Evergrande–not China’s biggest steamroller–but definitely a name everyone knew crossed all three lines, resulting in a liquidity crisis and its later insolvency.
In light of everything that has happened since—Evergrande’s shock collapse, the near-implosion of Country Garden, once the industry’s biggest developer by sales, and a local-government financing-vehicle crisis still working its way through the system like a kidney stone—McMahon’s treatise is less a warning than an advance autopsy.
McMahon’s 2018 argument was structural. China’s debt-driven growth model was not a policy choice that could be reversed by a sufficiently determined leadership. It was a system with its own internal logic, its own incentive architecture, its own immune responses to reform.
Local governments responsible for 80% of expenditures but receiving only half of tax revenues had filled the gap by monetizing land—turning the one asset the state controlled absolutely into the fuel that ran everything else: infrastructure, ghost cities, new districts built to house populations that didn’t exist and in which some cases never arrived—all of it funded by land sales, underwritten by a banking system staffed by officials whose political careers depended on growth figures they had every incentive to inflate and no incentive to question.
The numbers McMahon assembled raised eyebrows then.

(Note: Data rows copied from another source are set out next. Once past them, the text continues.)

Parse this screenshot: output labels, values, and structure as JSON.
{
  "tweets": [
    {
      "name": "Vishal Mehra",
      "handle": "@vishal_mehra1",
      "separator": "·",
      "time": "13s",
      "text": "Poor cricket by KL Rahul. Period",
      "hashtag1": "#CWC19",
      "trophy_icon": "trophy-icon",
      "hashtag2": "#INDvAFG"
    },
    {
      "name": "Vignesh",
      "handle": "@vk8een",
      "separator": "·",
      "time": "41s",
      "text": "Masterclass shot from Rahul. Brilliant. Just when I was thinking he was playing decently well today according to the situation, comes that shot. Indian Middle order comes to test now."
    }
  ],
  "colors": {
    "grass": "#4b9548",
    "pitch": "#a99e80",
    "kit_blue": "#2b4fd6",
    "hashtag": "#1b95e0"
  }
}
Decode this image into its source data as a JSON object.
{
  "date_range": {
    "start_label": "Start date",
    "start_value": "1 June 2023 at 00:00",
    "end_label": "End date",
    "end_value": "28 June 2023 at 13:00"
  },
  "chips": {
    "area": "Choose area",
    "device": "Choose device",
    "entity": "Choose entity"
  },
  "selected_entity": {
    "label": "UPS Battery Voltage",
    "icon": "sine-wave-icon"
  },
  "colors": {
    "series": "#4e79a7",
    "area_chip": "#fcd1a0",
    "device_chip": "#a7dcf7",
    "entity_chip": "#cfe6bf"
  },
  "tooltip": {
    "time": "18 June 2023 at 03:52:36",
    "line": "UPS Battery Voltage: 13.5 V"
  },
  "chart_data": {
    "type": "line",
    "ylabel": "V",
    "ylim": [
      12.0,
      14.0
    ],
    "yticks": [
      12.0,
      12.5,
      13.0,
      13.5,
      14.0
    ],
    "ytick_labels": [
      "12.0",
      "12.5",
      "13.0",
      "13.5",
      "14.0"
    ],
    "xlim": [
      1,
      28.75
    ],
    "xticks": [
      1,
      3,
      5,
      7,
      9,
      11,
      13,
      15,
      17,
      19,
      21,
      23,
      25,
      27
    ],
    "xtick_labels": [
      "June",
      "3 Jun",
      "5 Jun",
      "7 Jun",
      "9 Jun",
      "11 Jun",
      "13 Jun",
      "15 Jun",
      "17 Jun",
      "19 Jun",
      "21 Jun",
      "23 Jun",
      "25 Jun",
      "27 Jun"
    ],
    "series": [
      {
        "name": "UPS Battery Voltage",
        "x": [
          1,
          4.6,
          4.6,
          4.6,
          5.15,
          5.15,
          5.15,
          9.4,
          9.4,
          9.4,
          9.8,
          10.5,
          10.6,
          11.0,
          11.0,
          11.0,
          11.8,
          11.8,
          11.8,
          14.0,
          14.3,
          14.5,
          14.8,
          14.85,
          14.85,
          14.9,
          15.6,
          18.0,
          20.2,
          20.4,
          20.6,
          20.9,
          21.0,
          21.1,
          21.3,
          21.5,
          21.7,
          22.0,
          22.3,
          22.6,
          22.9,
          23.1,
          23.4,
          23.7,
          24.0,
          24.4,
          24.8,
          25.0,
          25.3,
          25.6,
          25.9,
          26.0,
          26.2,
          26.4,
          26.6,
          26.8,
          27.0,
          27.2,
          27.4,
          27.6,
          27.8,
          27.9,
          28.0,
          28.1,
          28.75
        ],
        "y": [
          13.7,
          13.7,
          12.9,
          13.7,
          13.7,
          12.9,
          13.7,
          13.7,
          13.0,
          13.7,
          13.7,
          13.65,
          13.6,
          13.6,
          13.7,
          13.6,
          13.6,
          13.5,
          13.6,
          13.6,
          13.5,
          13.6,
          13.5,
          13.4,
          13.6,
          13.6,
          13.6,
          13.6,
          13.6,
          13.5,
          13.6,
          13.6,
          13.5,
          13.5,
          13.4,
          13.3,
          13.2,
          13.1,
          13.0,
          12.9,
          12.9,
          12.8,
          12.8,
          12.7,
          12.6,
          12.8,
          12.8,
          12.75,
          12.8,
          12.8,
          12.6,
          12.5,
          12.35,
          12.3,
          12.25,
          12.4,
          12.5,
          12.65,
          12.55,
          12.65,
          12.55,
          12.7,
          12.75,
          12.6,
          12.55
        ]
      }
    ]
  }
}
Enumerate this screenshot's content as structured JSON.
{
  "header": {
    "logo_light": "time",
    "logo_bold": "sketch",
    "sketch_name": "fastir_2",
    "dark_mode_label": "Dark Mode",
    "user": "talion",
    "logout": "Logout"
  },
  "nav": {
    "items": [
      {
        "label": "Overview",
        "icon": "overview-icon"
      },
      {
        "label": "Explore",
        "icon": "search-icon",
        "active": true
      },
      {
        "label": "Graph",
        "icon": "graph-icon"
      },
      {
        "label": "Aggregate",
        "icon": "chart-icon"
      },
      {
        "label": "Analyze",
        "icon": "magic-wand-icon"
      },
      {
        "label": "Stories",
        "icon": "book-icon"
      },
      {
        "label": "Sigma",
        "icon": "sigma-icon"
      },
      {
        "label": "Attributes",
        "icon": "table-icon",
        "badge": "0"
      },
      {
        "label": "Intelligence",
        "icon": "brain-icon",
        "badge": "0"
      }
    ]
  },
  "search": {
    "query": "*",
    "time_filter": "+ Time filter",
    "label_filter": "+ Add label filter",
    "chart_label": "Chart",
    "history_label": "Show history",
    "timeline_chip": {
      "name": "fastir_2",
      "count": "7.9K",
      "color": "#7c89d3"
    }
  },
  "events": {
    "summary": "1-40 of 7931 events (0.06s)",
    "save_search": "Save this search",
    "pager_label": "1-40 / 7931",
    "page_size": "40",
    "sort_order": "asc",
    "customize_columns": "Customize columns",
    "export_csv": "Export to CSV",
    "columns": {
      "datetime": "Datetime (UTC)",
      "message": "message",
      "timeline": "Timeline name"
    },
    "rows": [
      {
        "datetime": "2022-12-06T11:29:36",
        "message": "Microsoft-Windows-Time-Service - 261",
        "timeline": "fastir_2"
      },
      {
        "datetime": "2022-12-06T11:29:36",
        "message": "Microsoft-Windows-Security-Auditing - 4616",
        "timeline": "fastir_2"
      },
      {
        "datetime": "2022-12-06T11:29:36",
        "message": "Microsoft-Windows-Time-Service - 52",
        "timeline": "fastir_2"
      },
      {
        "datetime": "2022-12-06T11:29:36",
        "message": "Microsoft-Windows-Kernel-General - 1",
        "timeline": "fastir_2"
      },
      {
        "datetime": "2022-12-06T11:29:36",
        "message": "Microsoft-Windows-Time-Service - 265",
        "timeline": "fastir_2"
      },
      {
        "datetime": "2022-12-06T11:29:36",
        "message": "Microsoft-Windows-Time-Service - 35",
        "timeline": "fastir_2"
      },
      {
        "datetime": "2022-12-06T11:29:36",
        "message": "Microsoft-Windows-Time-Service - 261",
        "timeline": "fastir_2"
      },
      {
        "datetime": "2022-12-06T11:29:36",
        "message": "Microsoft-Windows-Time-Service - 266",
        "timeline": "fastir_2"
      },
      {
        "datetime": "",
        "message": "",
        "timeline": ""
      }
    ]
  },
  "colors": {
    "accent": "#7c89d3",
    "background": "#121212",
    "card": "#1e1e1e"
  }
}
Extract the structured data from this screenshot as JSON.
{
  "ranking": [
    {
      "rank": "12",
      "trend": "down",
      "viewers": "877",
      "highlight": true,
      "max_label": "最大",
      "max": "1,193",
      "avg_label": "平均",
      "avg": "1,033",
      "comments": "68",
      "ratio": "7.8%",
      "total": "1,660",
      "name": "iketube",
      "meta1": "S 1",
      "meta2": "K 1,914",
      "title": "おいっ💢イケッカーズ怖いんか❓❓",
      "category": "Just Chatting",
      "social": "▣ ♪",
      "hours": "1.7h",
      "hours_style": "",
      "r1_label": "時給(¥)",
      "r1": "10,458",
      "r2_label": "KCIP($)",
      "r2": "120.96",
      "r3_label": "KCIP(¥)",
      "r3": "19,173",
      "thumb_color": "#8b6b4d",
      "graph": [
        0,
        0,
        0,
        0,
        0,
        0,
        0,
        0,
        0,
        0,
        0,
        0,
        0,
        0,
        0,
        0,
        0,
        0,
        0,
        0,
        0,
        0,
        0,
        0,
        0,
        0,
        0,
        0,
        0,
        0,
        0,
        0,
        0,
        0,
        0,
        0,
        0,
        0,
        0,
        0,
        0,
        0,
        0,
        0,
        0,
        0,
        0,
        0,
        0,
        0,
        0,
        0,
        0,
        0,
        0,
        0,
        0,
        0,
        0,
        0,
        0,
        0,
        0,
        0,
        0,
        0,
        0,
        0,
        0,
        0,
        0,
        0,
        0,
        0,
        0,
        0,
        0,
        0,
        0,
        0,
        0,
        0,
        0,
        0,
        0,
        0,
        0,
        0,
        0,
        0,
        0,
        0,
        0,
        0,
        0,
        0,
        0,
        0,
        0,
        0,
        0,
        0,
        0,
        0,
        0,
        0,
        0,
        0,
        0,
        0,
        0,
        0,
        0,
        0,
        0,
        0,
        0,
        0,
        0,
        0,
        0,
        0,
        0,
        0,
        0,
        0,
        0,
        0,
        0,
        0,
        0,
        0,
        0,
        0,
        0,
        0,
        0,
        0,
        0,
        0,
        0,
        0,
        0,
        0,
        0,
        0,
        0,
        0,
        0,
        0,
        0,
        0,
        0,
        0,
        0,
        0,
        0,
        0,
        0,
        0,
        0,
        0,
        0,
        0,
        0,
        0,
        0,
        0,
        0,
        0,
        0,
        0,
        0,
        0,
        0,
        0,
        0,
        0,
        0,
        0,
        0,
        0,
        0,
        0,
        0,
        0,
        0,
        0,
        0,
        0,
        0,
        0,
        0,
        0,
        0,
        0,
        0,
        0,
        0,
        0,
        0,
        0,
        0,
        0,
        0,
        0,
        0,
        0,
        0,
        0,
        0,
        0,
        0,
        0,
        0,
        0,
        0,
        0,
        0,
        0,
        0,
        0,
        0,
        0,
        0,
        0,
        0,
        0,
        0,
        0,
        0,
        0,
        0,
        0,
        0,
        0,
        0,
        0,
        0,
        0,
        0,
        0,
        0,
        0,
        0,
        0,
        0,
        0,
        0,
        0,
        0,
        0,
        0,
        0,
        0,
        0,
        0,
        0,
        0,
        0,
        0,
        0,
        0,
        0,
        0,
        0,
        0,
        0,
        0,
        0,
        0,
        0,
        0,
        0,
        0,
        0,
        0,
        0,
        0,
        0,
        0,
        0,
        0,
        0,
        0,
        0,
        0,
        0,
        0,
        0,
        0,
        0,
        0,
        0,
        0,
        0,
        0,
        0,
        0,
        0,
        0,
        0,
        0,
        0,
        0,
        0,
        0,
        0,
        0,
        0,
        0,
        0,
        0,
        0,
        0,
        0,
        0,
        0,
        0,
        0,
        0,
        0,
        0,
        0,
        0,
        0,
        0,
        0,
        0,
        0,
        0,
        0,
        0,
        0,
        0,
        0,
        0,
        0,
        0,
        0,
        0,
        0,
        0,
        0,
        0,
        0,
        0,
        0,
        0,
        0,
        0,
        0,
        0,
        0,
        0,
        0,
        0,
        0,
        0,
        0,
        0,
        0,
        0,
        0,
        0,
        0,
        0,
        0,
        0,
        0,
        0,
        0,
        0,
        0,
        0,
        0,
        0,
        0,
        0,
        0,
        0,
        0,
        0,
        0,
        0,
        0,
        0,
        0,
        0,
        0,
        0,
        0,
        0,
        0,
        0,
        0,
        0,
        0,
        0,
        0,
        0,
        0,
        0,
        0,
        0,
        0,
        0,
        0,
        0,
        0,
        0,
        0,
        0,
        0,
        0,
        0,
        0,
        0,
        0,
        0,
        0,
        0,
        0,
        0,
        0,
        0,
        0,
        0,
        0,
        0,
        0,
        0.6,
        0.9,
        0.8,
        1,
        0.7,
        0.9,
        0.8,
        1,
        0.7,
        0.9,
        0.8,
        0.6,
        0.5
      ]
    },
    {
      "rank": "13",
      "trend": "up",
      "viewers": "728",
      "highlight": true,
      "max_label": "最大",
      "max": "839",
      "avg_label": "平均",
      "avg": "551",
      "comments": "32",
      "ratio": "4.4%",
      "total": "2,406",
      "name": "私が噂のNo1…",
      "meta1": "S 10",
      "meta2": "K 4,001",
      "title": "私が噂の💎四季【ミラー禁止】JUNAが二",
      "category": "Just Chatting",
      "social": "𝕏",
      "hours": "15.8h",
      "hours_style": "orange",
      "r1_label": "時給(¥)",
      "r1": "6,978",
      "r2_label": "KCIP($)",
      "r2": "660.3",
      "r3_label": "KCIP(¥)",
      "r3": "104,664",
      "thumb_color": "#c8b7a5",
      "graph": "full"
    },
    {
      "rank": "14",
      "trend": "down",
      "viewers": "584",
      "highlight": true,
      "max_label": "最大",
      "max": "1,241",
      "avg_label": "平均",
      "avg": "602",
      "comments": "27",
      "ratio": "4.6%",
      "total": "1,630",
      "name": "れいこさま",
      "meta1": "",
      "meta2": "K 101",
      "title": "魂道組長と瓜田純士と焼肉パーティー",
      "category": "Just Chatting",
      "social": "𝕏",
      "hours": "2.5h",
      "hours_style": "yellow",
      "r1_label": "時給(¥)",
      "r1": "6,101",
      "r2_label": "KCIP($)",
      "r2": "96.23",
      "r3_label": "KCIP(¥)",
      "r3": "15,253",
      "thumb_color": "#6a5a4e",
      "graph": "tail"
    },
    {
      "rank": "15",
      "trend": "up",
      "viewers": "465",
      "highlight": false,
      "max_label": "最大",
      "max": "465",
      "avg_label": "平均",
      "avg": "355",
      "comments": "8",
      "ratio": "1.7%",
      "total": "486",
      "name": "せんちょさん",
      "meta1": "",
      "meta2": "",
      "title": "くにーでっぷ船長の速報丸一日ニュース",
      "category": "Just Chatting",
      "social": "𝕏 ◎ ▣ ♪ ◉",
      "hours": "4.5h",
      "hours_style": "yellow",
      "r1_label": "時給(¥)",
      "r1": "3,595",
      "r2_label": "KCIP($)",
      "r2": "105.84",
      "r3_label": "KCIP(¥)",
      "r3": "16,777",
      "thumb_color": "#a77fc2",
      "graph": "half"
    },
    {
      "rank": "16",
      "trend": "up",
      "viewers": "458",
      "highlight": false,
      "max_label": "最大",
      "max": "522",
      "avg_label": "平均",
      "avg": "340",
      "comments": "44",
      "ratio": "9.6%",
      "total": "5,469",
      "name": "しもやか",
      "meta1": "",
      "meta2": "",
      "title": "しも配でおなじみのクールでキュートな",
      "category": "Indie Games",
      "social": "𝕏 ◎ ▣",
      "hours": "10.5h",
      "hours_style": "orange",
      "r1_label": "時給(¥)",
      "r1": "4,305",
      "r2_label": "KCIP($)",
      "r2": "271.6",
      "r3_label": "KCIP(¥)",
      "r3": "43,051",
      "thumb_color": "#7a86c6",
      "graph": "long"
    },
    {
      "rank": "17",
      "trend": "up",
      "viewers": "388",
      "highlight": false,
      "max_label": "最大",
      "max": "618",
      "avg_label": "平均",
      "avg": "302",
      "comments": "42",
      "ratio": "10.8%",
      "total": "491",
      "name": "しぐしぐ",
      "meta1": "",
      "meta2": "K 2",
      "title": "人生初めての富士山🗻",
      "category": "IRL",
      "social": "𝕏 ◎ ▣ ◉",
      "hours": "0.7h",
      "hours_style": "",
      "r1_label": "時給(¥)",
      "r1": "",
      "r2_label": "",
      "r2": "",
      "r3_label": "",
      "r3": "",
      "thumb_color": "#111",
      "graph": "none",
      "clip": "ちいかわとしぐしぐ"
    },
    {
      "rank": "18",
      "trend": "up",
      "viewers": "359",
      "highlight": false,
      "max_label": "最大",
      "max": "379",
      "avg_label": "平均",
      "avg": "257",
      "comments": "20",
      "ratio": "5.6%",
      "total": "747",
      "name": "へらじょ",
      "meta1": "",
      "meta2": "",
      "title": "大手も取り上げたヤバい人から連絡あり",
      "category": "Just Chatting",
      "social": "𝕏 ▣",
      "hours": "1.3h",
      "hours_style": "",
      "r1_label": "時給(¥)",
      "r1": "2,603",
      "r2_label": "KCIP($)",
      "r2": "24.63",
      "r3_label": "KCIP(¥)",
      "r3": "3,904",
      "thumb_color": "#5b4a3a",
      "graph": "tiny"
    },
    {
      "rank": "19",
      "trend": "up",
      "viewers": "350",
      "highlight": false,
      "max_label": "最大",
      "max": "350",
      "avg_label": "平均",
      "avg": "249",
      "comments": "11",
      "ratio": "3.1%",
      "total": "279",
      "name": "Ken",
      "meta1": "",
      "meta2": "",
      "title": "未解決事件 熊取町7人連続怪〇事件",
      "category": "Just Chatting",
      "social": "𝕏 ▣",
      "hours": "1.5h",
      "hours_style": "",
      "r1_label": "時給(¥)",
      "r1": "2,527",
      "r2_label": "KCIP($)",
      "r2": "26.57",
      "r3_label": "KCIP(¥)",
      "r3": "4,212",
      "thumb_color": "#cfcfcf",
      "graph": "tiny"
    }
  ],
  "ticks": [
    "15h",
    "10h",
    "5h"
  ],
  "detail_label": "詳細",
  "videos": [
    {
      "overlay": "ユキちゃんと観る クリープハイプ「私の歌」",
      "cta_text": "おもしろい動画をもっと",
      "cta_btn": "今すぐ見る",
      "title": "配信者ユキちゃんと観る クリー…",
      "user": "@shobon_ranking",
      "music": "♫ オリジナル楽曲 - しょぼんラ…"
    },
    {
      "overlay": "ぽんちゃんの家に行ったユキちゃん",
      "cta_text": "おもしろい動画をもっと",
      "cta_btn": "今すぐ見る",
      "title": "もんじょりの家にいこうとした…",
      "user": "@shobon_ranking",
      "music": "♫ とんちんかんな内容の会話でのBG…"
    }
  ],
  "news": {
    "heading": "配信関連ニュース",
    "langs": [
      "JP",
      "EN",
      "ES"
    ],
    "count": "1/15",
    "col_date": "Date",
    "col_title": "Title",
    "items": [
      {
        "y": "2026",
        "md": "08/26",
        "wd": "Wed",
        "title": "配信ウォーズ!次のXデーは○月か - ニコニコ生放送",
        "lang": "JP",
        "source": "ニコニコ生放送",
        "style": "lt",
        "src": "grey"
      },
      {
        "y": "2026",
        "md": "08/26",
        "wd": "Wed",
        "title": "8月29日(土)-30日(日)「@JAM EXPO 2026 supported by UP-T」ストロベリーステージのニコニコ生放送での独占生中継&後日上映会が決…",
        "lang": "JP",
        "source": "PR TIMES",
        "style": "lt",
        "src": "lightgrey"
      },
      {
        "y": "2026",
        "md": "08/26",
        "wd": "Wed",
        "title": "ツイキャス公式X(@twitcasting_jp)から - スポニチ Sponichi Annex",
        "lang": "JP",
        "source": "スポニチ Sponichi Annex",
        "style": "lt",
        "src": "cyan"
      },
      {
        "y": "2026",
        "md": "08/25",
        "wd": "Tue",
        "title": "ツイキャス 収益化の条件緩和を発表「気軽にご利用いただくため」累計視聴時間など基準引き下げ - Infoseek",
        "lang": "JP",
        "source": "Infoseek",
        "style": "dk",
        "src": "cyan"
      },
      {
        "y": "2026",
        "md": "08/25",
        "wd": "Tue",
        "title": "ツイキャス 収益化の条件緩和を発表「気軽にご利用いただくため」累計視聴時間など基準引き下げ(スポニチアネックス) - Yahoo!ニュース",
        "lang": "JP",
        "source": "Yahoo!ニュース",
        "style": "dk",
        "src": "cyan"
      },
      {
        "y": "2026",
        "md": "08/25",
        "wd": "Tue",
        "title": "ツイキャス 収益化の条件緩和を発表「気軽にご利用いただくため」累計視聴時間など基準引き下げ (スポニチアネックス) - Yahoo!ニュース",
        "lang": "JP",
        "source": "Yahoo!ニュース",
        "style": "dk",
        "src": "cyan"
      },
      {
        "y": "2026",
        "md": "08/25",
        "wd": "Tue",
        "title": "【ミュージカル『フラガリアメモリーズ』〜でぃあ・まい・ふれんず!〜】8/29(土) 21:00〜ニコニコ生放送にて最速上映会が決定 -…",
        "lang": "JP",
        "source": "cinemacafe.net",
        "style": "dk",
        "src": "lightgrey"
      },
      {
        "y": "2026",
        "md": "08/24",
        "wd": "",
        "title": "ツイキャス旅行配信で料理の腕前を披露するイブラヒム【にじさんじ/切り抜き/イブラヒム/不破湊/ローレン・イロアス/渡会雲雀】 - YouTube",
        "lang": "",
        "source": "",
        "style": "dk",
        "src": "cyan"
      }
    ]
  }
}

They look conservative now. Between 2007 and 2015, China was responsible for 63% of all new money created globally. In 2013, plans for new cities and districts were sufficient to house 3.4 billion people—more than twice China’s total population. The average newly constructed building had a lifespan of twenty years. Developers were paying more for land than the apartments they planned to build on it could ever recover. The Bank of China’s own chairman described wealth management products as a Ponzi scheme and then, in the same column, defended their utility.
What McMahon captured when I reviewed the book in 2018, was a system that knew it was broken and kept building anyway. It was as if he had got hold of the operating instructions of a system that had institutionalized its own dysfunction.
On the fringes, the operating systems built ghost cities in Inner Mongolia, the Chinese property investment companies ventured into Johor, where they built what is known as Malaysia’s China-built ghost city, Forest City. It left the seaside enclave of Sihanoukville a launching pad for a scamming vehicle that brought Cambodia to near full-on war with Thailand. It went into the condo markets of Bangkok and Ho Chi Minh City and the landed property markets of Sydney and Melbourne.
Shenzhen itself—the city where Zhang, my real estate guy of times past, made his pitch—has since watched its own apartments do exactly what he never mentioned: existing home prices there have fallen by close to half from their 2020 peak.
Zhang was on the money more than he knew.
China awakened Japan.
As for property, a condo with a view in Shenzhen or a small renovated former onsen hotel an hour out of Tokyo? Both come with problems, but sensibly one would invest in Japan and not be arrested for holding literary events.
A version of this review first appeared in the author’s personal website, christaylorink.